The CFL’s collective bargaining agreement won’t expire until just before the 2019 season, but there’s no doubt what the CFL Players’ Association’s top priority will be when talks begin on a new deal.

Saskatchewan Roughriders and Winnipeg Blue Bombers players shook hands prior to Sunday’s game at Mosaic Stadium. Union executive director Brian Ramsay said the gesture was a sign of unity regarding what will be the union’s top priority in contract negotiations _ improved player safety.

“It was meant to be, and I hope it was received as such, as a subtle but powerful way to show the solidarity and unity that exists within our membership,” Ramsay said Tuesday. “Three minutes later, the players went to battle against each other but they’re very much aware we’re working together on a number of issues.

“It wasn’t meant to disrupt the game. It was meant as a very subtle gesture that we’re unified as a group.”

Ramsay was emphatic the move wasn’t an orchestrated pre-emptive strike by the union.

“It wasn’t anything to even initiate a conversation,” Ramsay said. “I wouldn’t say we’ve officially started talks nor is that a sign to engage it.

“What the players said to each other was, ‘Happy Labour Day.”’
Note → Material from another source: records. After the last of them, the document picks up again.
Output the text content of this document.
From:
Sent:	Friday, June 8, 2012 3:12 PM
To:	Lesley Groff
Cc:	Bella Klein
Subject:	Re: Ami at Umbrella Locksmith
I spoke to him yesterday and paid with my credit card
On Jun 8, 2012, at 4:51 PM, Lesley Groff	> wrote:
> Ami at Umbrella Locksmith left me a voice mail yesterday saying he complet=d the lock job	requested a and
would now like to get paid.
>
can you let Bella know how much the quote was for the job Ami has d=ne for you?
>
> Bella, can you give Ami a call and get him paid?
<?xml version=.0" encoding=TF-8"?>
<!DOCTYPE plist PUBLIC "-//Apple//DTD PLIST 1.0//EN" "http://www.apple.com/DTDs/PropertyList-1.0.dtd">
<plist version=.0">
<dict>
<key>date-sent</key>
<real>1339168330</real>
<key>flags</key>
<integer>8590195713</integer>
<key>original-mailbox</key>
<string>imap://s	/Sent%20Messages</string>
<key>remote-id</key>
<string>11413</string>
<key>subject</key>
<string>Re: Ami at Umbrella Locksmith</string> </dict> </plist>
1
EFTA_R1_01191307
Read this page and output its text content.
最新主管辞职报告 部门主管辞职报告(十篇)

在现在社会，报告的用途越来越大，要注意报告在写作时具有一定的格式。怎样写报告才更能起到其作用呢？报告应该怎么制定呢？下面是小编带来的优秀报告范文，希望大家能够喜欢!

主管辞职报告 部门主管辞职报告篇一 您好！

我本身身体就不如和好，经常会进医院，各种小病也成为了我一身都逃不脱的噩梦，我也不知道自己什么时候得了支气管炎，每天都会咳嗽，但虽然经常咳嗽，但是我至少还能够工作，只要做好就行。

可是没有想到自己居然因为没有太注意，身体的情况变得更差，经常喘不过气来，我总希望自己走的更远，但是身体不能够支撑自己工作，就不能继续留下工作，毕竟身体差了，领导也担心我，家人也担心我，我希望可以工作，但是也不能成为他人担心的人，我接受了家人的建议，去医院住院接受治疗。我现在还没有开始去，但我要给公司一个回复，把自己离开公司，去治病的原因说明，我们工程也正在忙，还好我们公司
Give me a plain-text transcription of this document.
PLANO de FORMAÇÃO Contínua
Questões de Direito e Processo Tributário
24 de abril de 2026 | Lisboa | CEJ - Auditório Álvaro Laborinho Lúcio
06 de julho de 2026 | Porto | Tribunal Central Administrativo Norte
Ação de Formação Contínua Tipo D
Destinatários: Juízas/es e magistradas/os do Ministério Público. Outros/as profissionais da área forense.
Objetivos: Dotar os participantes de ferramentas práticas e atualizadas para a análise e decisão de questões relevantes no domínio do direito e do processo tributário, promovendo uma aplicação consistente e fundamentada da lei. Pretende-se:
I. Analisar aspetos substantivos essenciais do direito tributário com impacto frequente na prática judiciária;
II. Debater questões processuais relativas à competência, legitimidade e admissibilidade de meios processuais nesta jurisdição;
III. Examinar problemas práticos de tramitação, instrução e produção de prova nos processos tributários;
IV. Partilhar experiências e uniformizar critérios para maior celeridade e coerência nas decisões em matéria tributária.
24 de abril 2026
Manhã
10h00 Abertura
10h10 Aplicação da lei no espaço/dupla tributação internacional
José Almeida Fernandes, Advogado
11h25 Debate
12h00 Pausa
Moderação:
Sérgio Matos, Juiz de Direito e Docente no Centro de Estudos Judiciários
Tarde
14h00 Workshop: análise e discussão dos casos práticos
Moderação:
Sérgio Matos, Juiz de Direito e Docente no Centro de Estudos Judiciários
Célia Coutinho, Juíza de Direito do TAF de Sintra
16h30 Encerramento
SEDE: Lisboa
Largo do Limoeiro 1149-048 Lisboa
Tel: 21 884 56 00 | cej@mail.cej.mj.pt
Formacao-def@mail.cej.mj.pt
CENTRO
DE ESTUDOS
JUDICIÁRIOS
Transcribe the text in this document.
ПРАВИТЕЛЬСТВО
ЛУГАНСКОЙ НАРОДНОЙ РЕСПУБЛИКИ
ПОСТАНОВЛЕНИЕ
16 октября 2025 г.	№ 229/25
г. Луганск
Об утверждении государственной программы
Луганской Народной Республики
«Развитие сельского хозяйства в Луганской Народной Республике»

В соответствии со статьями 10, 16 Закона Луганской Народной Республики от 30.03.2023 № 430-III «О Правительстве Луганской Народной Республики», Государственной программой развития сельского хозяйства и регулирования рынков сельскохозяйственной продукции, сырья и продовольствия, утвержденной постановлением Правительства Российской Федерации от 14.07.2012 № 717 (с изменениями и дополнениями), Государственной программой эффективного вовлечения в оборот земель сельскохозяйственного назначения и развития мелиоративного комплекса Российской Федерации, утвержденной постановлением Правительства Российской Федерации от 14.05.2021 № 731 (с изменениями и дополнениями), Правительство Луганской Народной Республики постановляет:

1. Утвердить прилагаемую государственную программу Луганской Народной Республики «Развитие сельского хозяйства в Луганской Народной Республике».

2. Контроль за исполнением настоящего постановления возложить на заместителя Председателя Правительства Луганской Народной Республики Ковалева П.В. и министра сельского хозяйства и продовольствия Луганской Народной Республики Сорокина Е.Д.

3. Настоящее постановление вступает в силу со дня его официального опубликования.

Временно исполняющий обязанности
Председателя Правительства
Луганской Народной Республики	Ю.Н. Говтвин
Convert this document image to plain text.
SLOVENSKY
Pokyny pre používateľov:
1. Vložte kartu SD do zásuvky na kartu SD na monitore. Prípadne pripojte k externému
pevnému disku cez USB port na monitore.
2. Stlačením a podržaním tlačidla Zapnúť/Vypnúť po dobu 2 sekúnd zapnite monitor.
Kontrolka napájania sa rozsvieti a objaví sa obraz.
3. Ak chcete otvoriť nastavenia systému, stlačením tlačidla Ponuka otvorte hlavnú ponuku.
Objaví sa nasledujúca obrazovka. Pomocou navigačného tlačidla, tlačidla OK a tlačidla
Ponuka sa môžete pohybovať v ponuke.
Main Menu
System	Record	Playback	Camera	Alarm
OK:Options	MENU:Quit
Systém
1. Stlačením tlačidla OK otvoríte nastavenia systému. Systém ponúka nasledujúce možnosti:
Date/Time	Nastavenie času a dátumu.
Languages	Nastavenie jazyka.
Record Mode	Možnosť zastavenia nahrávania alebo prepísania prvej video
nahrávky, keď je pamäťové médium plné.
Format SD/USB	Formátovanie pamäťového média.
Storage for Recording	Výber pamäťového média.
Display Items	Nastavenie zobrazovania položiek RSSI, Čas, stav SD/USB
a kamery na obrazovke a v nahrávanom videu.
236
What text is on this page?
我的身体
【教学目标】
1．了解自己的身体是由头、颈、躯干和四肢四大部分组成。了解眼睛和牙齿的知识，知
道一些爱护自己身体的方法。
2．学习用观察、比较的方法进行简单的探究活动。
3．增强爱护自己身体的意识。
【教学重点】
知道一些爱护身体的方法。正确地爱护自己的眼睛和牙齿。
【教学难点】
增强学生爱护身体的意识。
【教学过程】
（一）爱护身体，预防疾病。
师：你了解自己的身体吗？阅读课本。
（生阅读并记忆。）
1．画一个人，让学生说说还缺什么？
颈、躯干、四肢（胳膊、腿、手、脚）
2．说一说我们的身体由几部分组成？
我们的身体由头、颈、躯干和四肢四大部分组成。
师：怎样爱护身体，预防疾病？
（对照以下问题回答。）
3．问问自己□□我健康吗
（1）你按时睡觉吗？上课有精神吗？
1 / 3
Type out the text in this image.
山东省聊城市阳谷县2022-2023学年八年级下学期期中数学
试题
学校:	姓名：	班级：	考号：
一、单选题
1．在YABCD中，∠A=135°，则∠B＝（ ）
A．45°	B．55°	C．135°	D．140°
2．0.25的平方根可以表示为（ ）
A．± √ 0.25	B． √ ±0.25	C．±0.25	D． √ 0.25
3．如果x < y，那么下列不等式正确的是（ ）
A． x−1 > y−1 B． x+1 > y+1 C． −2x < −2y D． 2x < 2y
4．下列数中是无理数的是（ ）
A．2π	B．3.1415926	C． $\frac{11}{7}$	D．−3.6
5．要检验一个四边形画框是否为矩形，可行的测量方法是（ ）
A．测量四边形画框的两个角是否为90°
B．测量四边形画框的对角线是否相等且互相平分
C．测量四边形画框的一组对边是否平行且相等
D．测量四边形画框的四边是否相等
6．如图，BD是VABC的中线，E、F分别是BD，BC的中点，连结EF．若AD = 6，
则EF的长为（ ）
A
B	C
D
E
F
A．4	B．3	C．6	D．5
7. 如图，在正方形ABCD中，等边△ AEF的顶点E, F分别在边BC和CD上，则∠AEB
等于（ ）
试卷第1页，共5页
The CFLPA plans to seek reduced contact during practices to better protect players from brain injuries and improve their safety during games. The union would also like the 12-month maximum rehabilitation time for injured players increased because it feels the current mandate doesn’t always allow for sufficient recovery.

Contract talks between the CFL and CFLPA were tumultuous in 2014. Negotiations broke down several times and there was a threat of a players’ strike before the two sides hammered out a five-year deal that boosted the salary cap from $4.4 million to $5 million, with annual $50,000 increases over the life of the agreement.

The CFL – under then-commissioner Mark Cohon – got a major concession from the union on the gross revenue formula that would trigger the renegotiation of the cap or entire collective agreement. The players, who initially wanted the deal to include revenue sharing, had called for the cap or entire agreement to be renegotiated if league revenues increased by more than $18 million – excluding the Grey Cup – in the third year of the deal.

The CFL wanted that figure to be $27 million and the union ultimately agreed.

However, there’s a real sense of optimism this time around because new CFL commissioner Randy Ambrosie is not only a former player but also spent time as the CFLPA’s secretary.

“You can’t help but think there has to be a sense of optimism when you’re going to discuss with somebody who’s not only been in the players’ shoes but also been on the players’ association side,” Ramsay said. “Someone who has an understanding like that, that can hopefully only help.”

In the meantime, though, Ramsay expects there will be more gestures of unity among CFL players.

“It’s not going to be every game,” he said. “But I think it’s a positive thing for the game when the players are that engaged and unified.”